Elle finit par secouer sa cigarette sur un des cendriers du bureau. Avec une infinie lassitude, elle dit : « O.K., tu gagnes. Tu sais ce que j’allais dire ? »
Il secoua la tête.
« J’allais en dire plus sur ta psychologie de salon. La façon dont tu manipules les gens pour tes propres fins. Mais... oh ! Bon Dieu, tu es bon pour ça. Je n’aurais jamais pensé que tu t’en servirais pour moi, mais tu viens de le faire, et ça a marché. Oui, oui, on peut dire que Pitirim n’a pas assez de tête pour pouvoir la perdre... Oh, tu es vraiment un salaud et un petit malin, n’est-ce pas ? Tu veux le pouvoir.
— Pas plus que la plupart des gens, aboya Potter. Si les extra-terrestres n'étaient pas venus, tu penses que je serais devenu le suppléant d'un député d'un comité du Congrès ? Au diable, oui. Je n'ai jamais voulu être un grand personnage. J'aurais dû payer un prix trop élevé.
— Le talent t'est peut-être venu naturellement, mais tu l'as. Tu es capable de faire ressentir aux gens leur faiblesse, leur nudité. Tu sais comment t'appuyer sur eux et, quand tu as envie de le faire, tu ne fais même pas semblant d'être correct.
— Tu penses que la faiblesse est une vertu ? dit Potter d'un ton rude. Tu le penses ? Bon Dieu, mais c'est un luxe ! Un luxe que nous ne pouvons plus nous payer. Nous pouvions nous en sortir tant que nous n'étions en compétition qu'avec d'autres êtres humains, qui ont des faiblesses comme les nôtres. Mais les extra-terrestres ne sont pas des gens. Si nous parvenons à survivre au défi qu'ils représentent, nous nous connaîtrons nous-même plus intimement qu'avant. Il va falloir que nous nous critiquions impitoyablement. Nous devons abandonner les erreurs ! »
Une grimace fut sa seule réponse. Elle écrasa sa cigarette comme si elle souhaitait pouvoir écraser Potter aussi facilement. « Mais, résuma-t-il, rien de ceci n'a d'importance dans l'immédiat. Tiens, lis ce rapport et va faire tes bagages. »
La main posée sur le papier qu'il lui tendait, elle le parcourut rapidement. « Alors, tu as décidé de me déplacer ! éclata-t-elle. Tu es le salaud le plus égoïste que j'aie jamais rencontré ! Rien d'assez bon pour toi en dessous des pilotes spatiales, hein ? »
Potter eut un soupir fatigué. « Non. En dépit du fait qu'il n'y a jamais eu beaucoup d'affection entre nous, tu me manqueras et j'attendrai impatiemment ton retour. Je n'imagine pas que tu me croies mais je n'ai même pas passé dix minutes seul à seul avec Natacha et jusqu'à maintenant, elle n'a pas paru manifester d'intérêt pour aucun des hommes présents. Mais il faut que nous ayons quelqu’un de confiance dans le Territoire de Grady, et nous en avons besoin immédiatement. Puisque tu te plaignais en arrivant de perdre ton temps à des imbécillités, j’ai pensé que tu serais ravie de partir en mission. »
Elle avait lu le papier pendant qu’il parlait. Relevant les yeux, elle dit : « Je vois, tu m’envoies là-bas, parce qu’il y a une bonne chance pour que je n’en revienne pas.
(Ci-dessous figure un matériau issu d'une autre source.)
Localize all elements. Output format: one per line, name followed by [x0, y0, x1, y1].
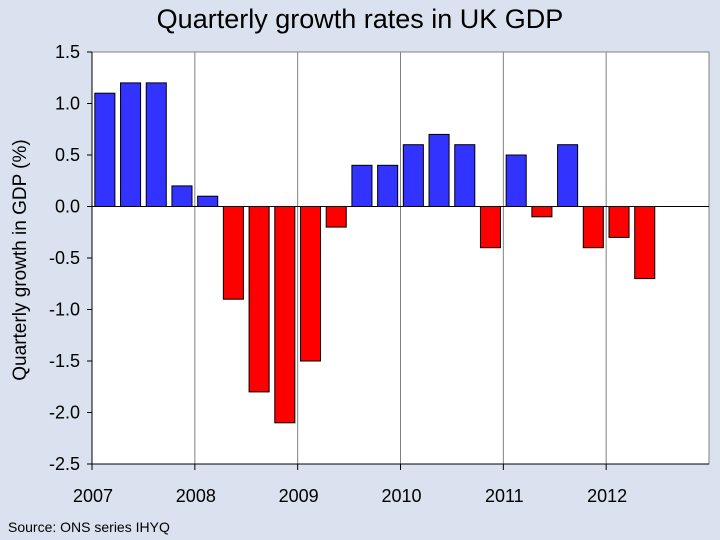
y-tick-label: -0.5 [49, 248, 80, 268]
y-tick-label: -2.0 [49, 403, 80, 423]
x-tick-label-2007: 2007 [73, 486, 113, 506]
source-note: Source: ONS series IHYQ [8, 519, 170, 535]
y-tick-label: 1.0 [55, 94, 80, 114]
bar-2008-q2 [222, 206, 244, 300]
x-tick-label-2009: 2009 [279, 486, 319, 506]
bar-2011-q1 [505, 154, 527, 207]
bar-2011-q4 [582, 206, 604, 249]
x-tick-label-2011: 2011 [485, 486, 524, 506]
bar-2007-q2 [120, 82, 142, 207]
y-tick-label: -2.5 [49, 454, 80, 474]
chart-title: Quarterly growth rates in UK GDP [156, 4, 564, 34]
bar-2009-q4 [377, 164, 399, 208]
bar-2008-q1 [197, 195, 219, 207]
bar-2007-q1 [94, 92, 116, 207]
bar-2009-q1 [299, 206, 322, 362]
bar-2011-q3 [557, 144, 579, 207]
bar-2010-q4 [479, 206, 502, 249]
bar-2010-q1 [402, 144, 424, 207]
bar-2007-q3 [145, 82, 167, 207]
y-tick-label: 1.5 [55, 42, 80, 62]
bar-2011-q2 [531, 206, 553, 218]
bar-2008-q4 [274, 206, 296, 424]
bar-2012-q2 [634, 206, 656, 280]
bar-2010-q2 [428, 133, 450, 207]
bar-2007-q4 [171, 185, 193, 207]
bar-2009-q2 [325, 206, 347, 228]
bar-2010-q3 [454, 144, 476, 207]
bar-2009-q3 [351, 164, 373, 208]
y-tick-label: 0.5 [55, 145, 80, 165]
y-tick-label: -1.5 [49, 351, 80, 371]
y-tick-label: 0.0 [55, 197, 80, 217]
x-tick-label-2010: 2010 [381, 486, 421, 506]
y-tick-label: -1.0 [49, 300, 80, 320]
y-axis-title: Quarterly growth in GDP (%) [10, 139, 31, 380]
bar-2012-q1 [608, 206, 630, 238]
bar-2008-q3 [248, 206, 270, 393]
x-tick-label-2012: 2012 [587, 486, 627, 506]
x-tick-label-2008: 2008 [176, 486, 216, 506]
Je ne te gênerai plus.
— Tu n’y vas pas seule, dit Potter patiemment. Pas si tu parviens à persuader un type important de venir avec toi. Il pourra te fournir une couverture sans faille. C’est bon ? »
Elle réfléchit un moment. Finalement, elle soupira et lui tendit le papier.
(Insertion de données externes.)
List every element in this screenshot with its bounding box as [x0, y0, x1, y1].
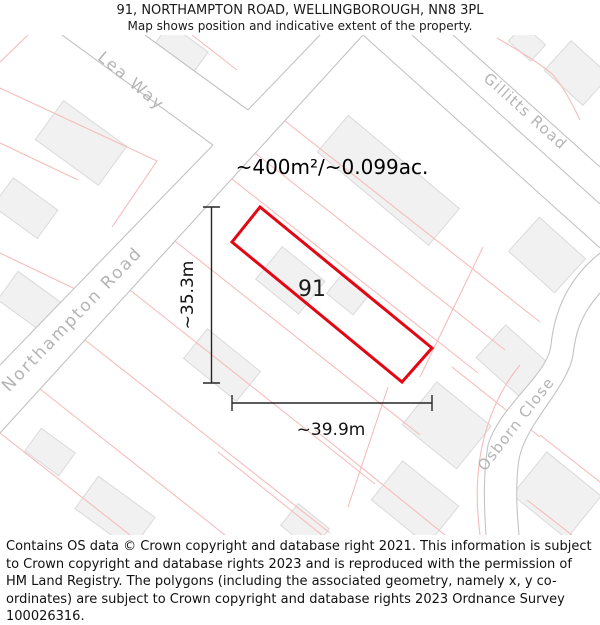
- building: [511, 451, 600, 535]
- building: [0, 177, 59, 240]
- building: [255, 245, 326, 315]
- building: [543, 40, 600, 106]
- road-osborn: [484, 253, 600, 535]
- building: [370, 460, 460, 535]
- dimension-height-label: ~35.3m: [178, 261, 198, 330]
- building: [182, 328, 262, 402]
- map-svg: Lea Way Gillitts Road Northampton Road O…: [0, 35, 600, 535]
- building: [24, 427, 76, 477]
- building: [316, 114, 461, 247]
- road-lea-way: [62, 35, 248, 145]
- map-canvas: Lea Way Gillitts Road Northampton Road O…: [0, 35, 600, 535]
- buildings: [0, 35, 600, 535]
- parcel-lines: [0, 35, 600, 535]
- footer-copyright: Contains OS data © Crown copyright and d…: [0, 535, 600, 625]
- building: [507, 216, 587, 294]
- road-label-northampton-road: Northampton Road: [0, 243, 147, 396]
- building: [34, 99, 128, 187]
- building: [279, 502, 331, 535]
- map-header: 91, NORTHAMPTON ROAD, WELLINGBOROUGH, NN…: [0, 0, 600, 35]
- property-polygon: [229, 204, 435, 385]
- dimension-width-label: ~39.9m: [297, 420, 366, 440]
- building: [401, 381, 492, 470]
- page-subtitle: Map shows position and indicative extent…: [127, 19, 473, 33]
- dimension-width: ~39.9m: [231, 395, 433, 440]
- roads: [0, 35, 600, 535]
- dimension-height: ~35.3m: [178, 206, 220, 384]
- page-title: 91, NORTHAMPTON ROAD, WELLINGBOROUGH, NN…: [116, 3, 484, 18]
- building: [74, 475, 156, 535]
- property-number: 91: [298, 277, 326, 302]
- building: [325, 272, 371, 316]
- area-label: ~400m²/~0.099ac.: [236, 155, 429, 179]
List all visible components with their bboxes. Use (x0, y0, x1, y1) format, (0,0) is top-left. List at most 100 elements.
« Très bien. Cet endroit me porte sur les nerfs. Et toi aussi. Ce ne serait pas une mauvaise idée de nous séparer pour quelque temps.
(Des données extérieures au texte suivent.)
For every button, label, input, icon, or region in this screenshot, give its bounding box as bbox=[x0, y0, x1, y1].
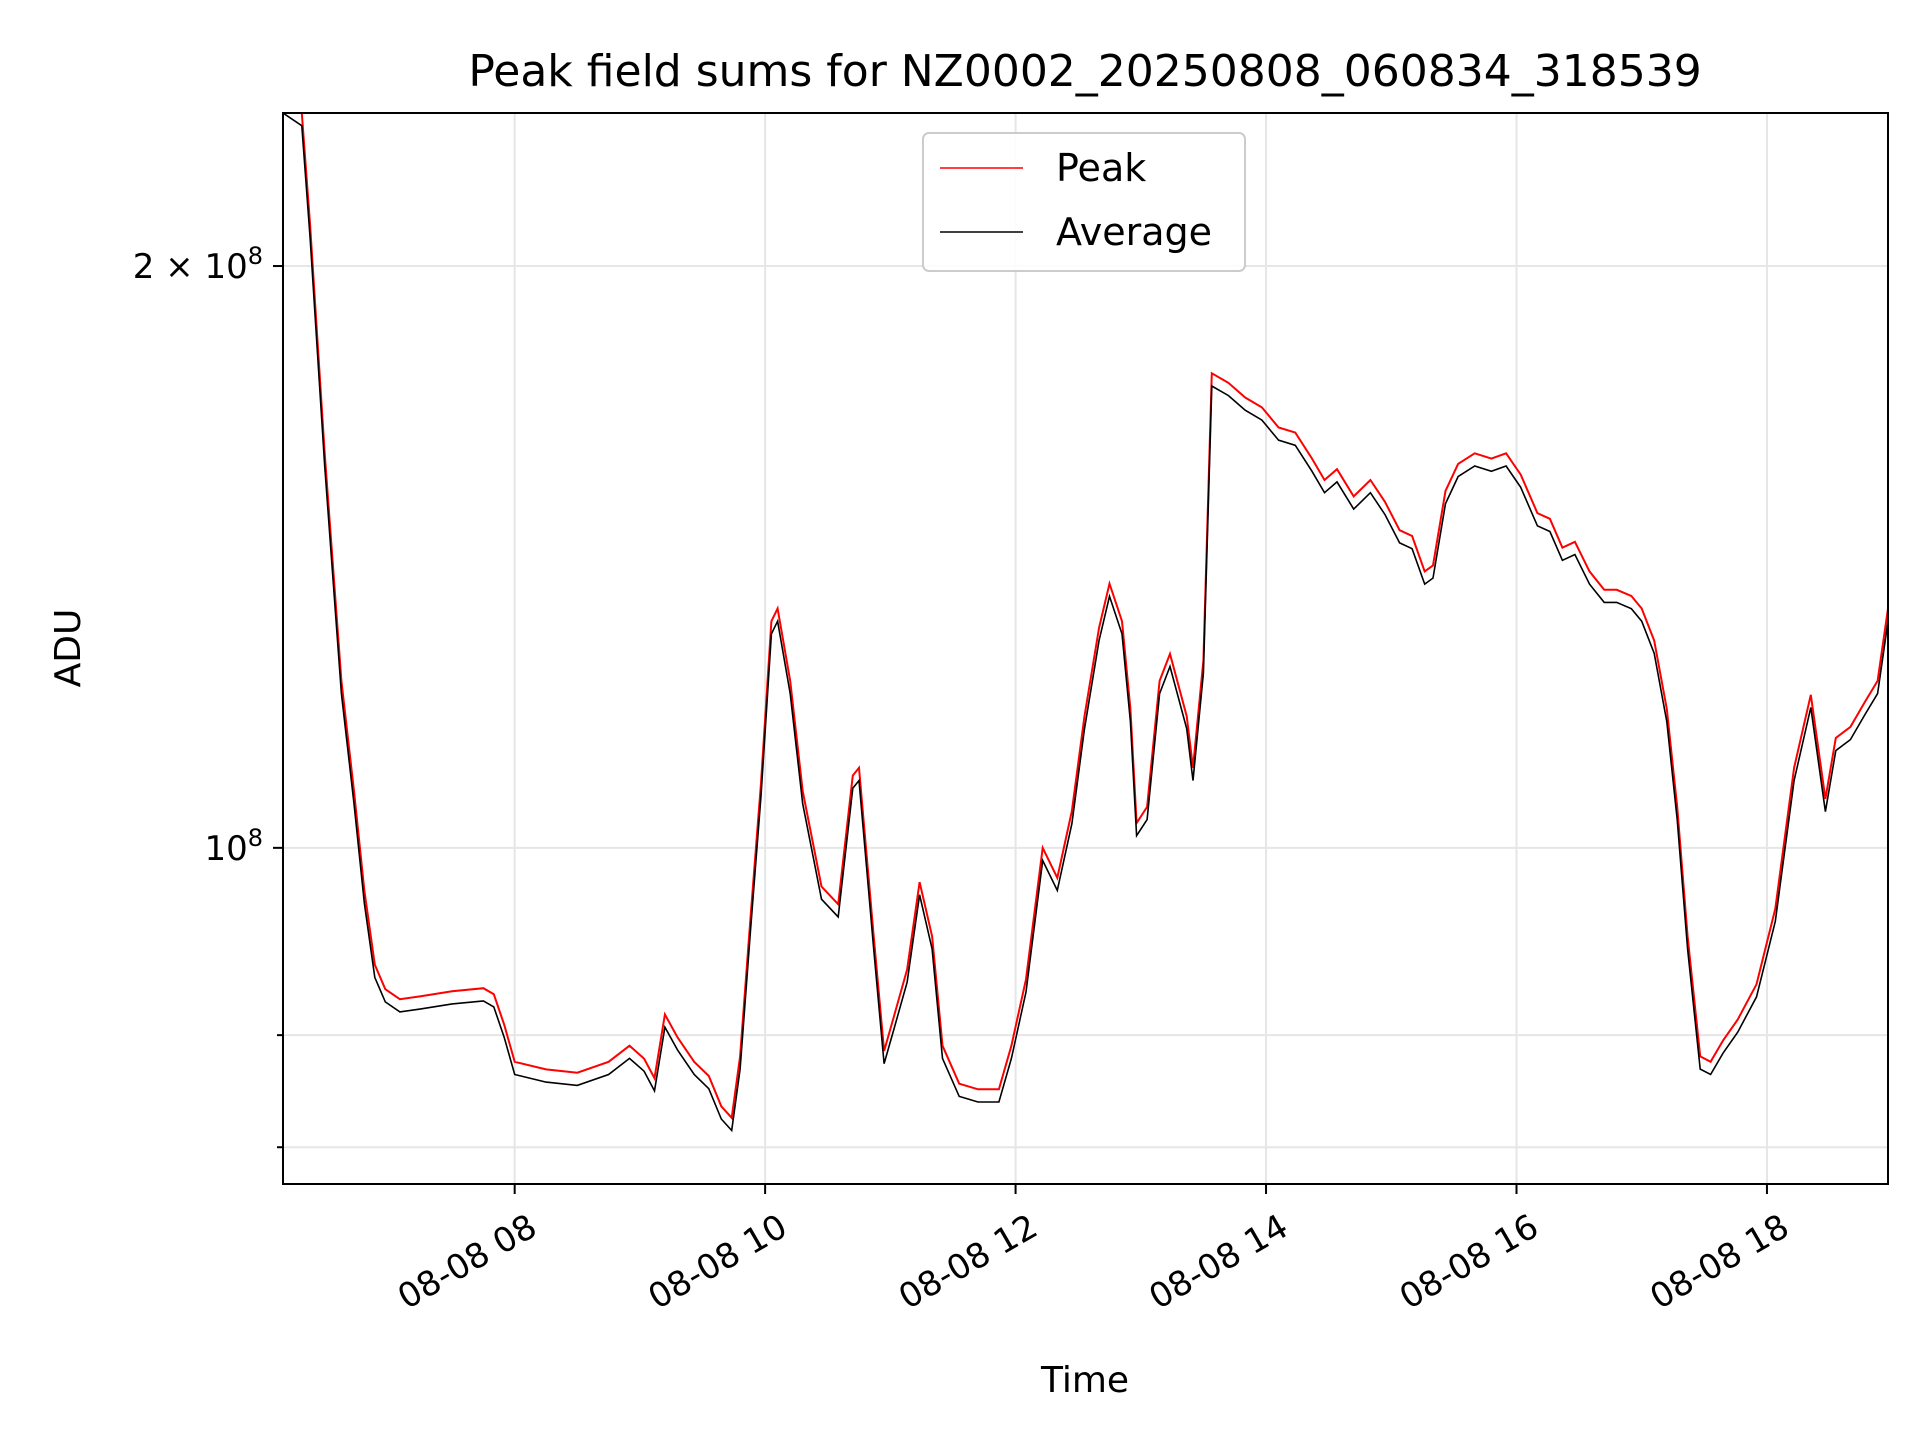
x-tick-label: 08-08 12 bbox=[892, 1207, 1044, 1318]
x-tick-label: 08-08 16 bbox=[1393, 1207, 1545, 1318]
x-tick-label: 08-08 14 bbox=[1143, 1207, 1295, 1318]
chart-title: Peak field sums for NZ0002_20250808_0608… bbox=[468, 46, 1701, 97]
x-axis: 08-08 08 08-08 10 08-08 12 08-08 14 08-08 16… bbox=[391, 1184, 1796, 1318]
series-line-average bbox=[283, 113, 1888, 1133]
x-axis-title: Time bbox=[1040, 1360, 1129, 1401]
y-axis-title: ADU bbox=[48, 609, 89, 688]
series-layer bbox=[283, 113, 1888, 1133]
grid bbox=[283, 113, 1888, 1184]
y-tick-label: 2 × 108 bbox=[133, 242, 263, 287]
series-line-peak bbox=[283, 113, 1888, 1121]
x-tick-label: 08-08 10 bbox=[642, 1207, 794, 1318]
legend-label-average: Average bbox=[1056, 210, 1212, 254]
legend: Peak Average bbox=[922, 132, 1246, 272]
y-axis: 108 2 × 108 bbox=[133, 242, 283, 1149]
plot-frame bbox=[282, 112, 1889, 1185]
y-tick-label: 108 bbox=[204, 824, 263, 869]
x-tick-label: 08-08 18 bbox=[1643, 1207, 1795, 1318]
x-tick-label: 08-08 08 bbox=[391, 1207, 543, 1318]
legend-label-peak: Peak bbox=[1056, 146, 1146, 190]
— Mais la mission ! dit Potter. Tu as bien lu tout ça ?
— Oui.
— Est-ce que... euh... est-ce que ça n’a pas l’air... ? » Il fit un geste de la main, comme pour attraper dans l’air le mot qui lui manquait, et termina platement : « Est-ce que ça n’a pas l’air excitant ?
— Je pense que je ne sais plus ce que veut dire ce mot », dit Gréta et elle se leva pour gagner la porte.